A foundation model is a large AI model pre-trained on a vast quantity of data that was “designed to be adapted” (or fine-tuned) to a wide range of downstream tasks, such as sentiment analysis, image captioning, and object recognition.

Large Language Models (LLMs) are a subset of Deep Learning, a subset of Machine Learning, a subset of Artificial Intelligence. Machine Learning generate models containing algorithms based on data instead of being explicitly programmed by humans.

NLP (Natural Language Processing) vendors include:

Abnormal
Horizon3.ai
Darktrace identifies phishing emails using ML
SentinelOne

LLM creators:

OpenAI - now closed source
Google
NVIDIA
Meta (Facebook PyTorch) - open source
UC Berkeley
LMU Munich
Seyhan Lee | Artist | Generative AI Expert | AI Art Lab works on Hollywood movies

One way models are created from binary files (images, audio, and video) is “diffusion”, which draws inspiration from physics and thermodynamics. The process involves iteratively adding (Gaussian) noise for GAN (Generative Adversarial Networks) and VAE (Variational Autoencoders) algorithms to recognize until images look more realistic. This process is also called creating “Denoising Diffusion Probabilistic Models” (DDPM).

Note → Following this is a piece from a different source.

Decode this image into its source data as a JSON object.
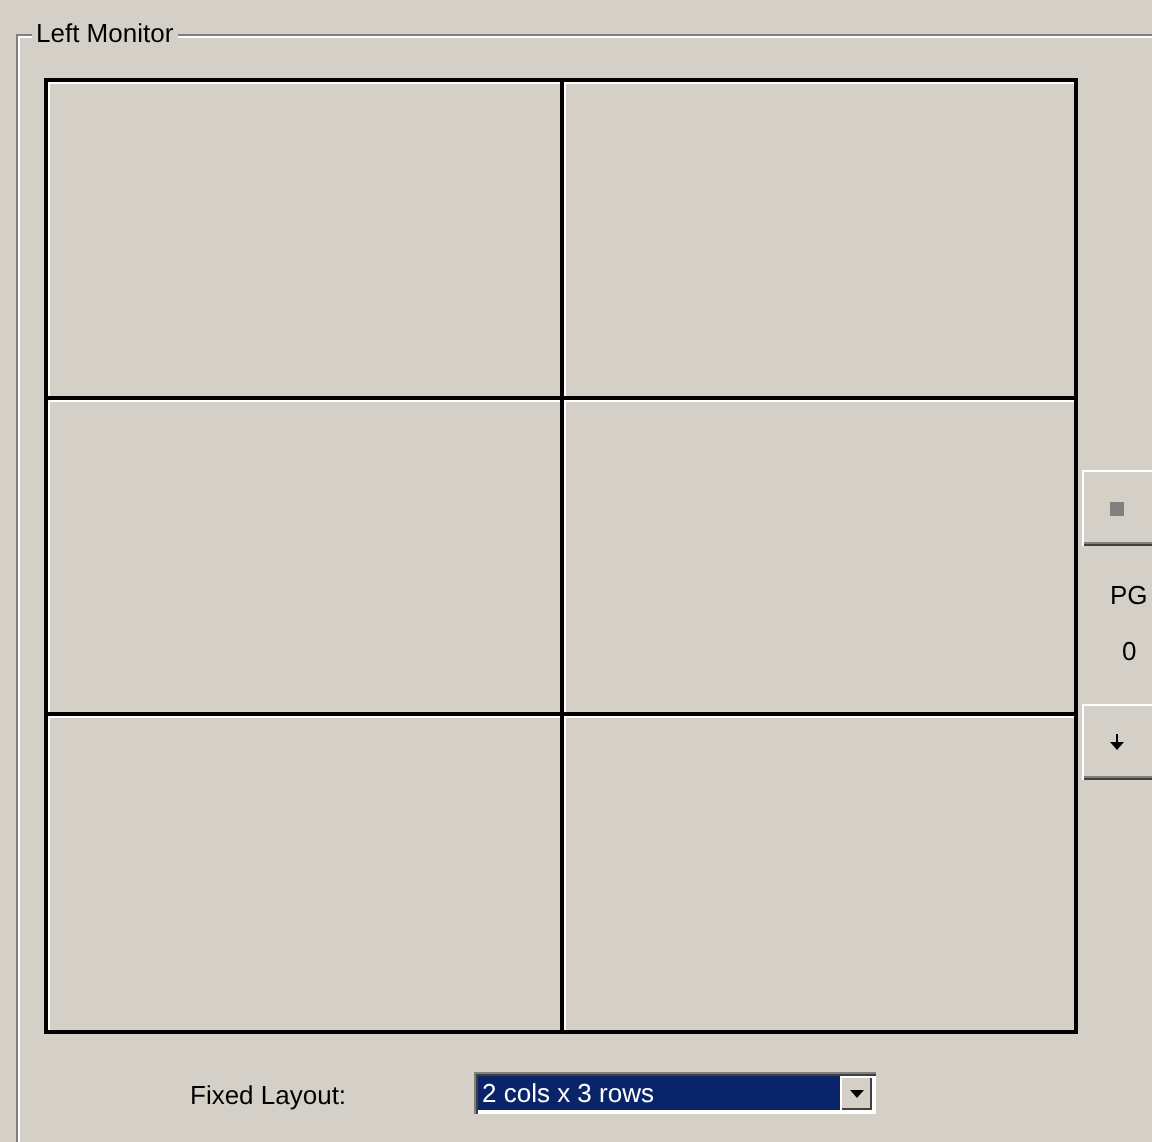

The models generated are “large” because they are the result of being trained on large amounts of data and also because they have a large number of parameters (weights) that are used for a wide variety of tasks, such as text classification, translation, summarization, question answering, grammar correction, and text generation.

The performance of large language models (LLMs) generally improves as more data and parameters are added.

The Pathways Language Model (PaLM) has 540 billion parameters, trained on Google’s 1.6 trillion parameter Switch Transformer model.
Facebook’s LaMDA has 1.2 trillion parameters.
OpenAI’s GPT-3 has 175 billion parameters.

Such large LLMs require a lot of compute power to train, so are expensive to create. Thus, LLMs currently are created only by large companies like Google, Facebook, and OpenAI.

LLMs are also called “General” Language Models because they can be used for a wide variety of tasks and contexts.

LLMs are also called “Transformer” Language Models because they use a type of neural network called a Transformer used for language translation, summarization, and question answering. Transformers are a type of neural network that uses “attention mechanisms” to learn the relationships between words in a sentence. They are called “Transformers” because they transform one sequence of words into another sequence of words rather than more traditional “Encoder-Decoder” models that focus on the “hidden state” between individual words.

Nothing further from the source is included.